Nosso
primeiro espetáculo foi inspirado nas
matrizes da cultura popular nordestina, com a colagem “Peleja de Lampião com o
Capeta”, com Idalmo Silva na pele de Lampião, atores Beto Palhano, Ecilio
Rodrigues, Agnaldo Santos, Osório Cândido, Romualdo e suas irmãs Tânia, Bernadete
e Palmira Palhano. Eu fiz a direção e fiquei encarregado da música, com cenário
da pintora Jandira Lucena. Essa Peleja andou a Paraíba toda e estados vizinhos
por vários anos, mostrando um inferno burocrático capitalista e um Lampião com
ideias socialistas. O carro da censura estacionou muitas vezes nas portas dos
teatros, ameaçando elenco e cortando texto. Obviamente, não faltaram coragem e
medo entre os rapazes e moças do Grupo. Com meus vinte anos, escondia um
passado aterrador: aos quinze, editei meu primeiro jornal, confiscado pelo
prefeito e delegado por “desacreditar autoridades constituídas”.
Outros erros acumulados: fazia poemas distribuídos em folhas
mimeografadas, discutia política em pequenos grupos na casa do professor
trotskista, liderava pernas trêmulas e bocas secas em protestos contra a
repressão aos camponeses de Alagamar. Sobre isso, o maestro Luiz Carlos Cândido
lembrou outro dia, em mesa de bar, episódio lamentável para quem pretendia
levar a sério a luta contra o regime. Dia de finados, fomos para a porta do
cemitério de Itabaiana distribuir panfletos onde se dizia, entre outros
despautérios, que “a ditadura enterra a esperança da nação e sepulta a justiça
social”. Avisado, o delegado reuniu a tropa constituída pelo cabo Furico e o
soldado Batalhão para invadir o campo santo em busca dos perigosos subversivos.

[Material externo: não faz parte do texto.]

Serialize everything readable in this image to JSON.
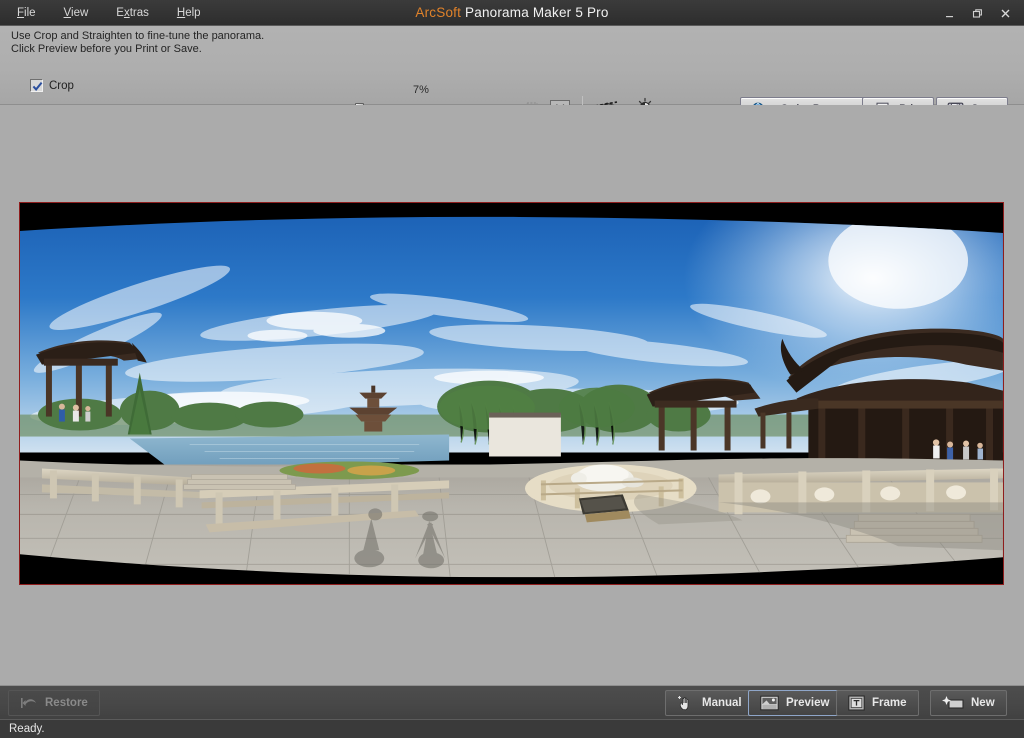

Joacir Avelino teve a ideia de se disfarçar de defunto. Deitou numa cova
aberta, arrumamos umas velas e passamos a vigilar o “falecido”. Descoberta a
trama macabra, pulamos o muro e fomos discutir a defectível ação, passando do
pânico absoluto para a serenidade, graças a uma cachaça muitíssimo ordinária
por nome “Beba Ela”.
Depois, essa cena foi agregada ao texto da peça “O martírio
do lavrador a caminho do Calvário”, espetáculo com que pretendíamos receber o
Bispo Dom José Maria Pires quando veio “ouvir os clamores do seu povo” no caso
de Alagamar. O próprio Dom Pelé tratou de cortar algumas cenas fortes, para
“proteger a integridade dos jovens artistas”. Inconformados com essa espécie de
autocensura, desistimos de encenar o sketch
teatral revolucionário.
Seguiram-se quarenta e quatro anos nas vidas daqueles seres
mutantes. Eu, abandonei meu teatro que não alterou as marés nem a História, mas
deu asas a uma pessoa como o professor Romualdo Palhano. Nosso grupo provocou
seu apego às artes cênicas e motivou sua inteligência para a pesquisa do teatro
paraibano. Ele é doutor e pós doutor em teatro, estudou em Cuba, deu a volta ao
mundo, mas sempre retorna ao pequeno palco onde subiu pela primeira vez, sob
minha direção, declama seu prólogo e faz as pazes com o tempo.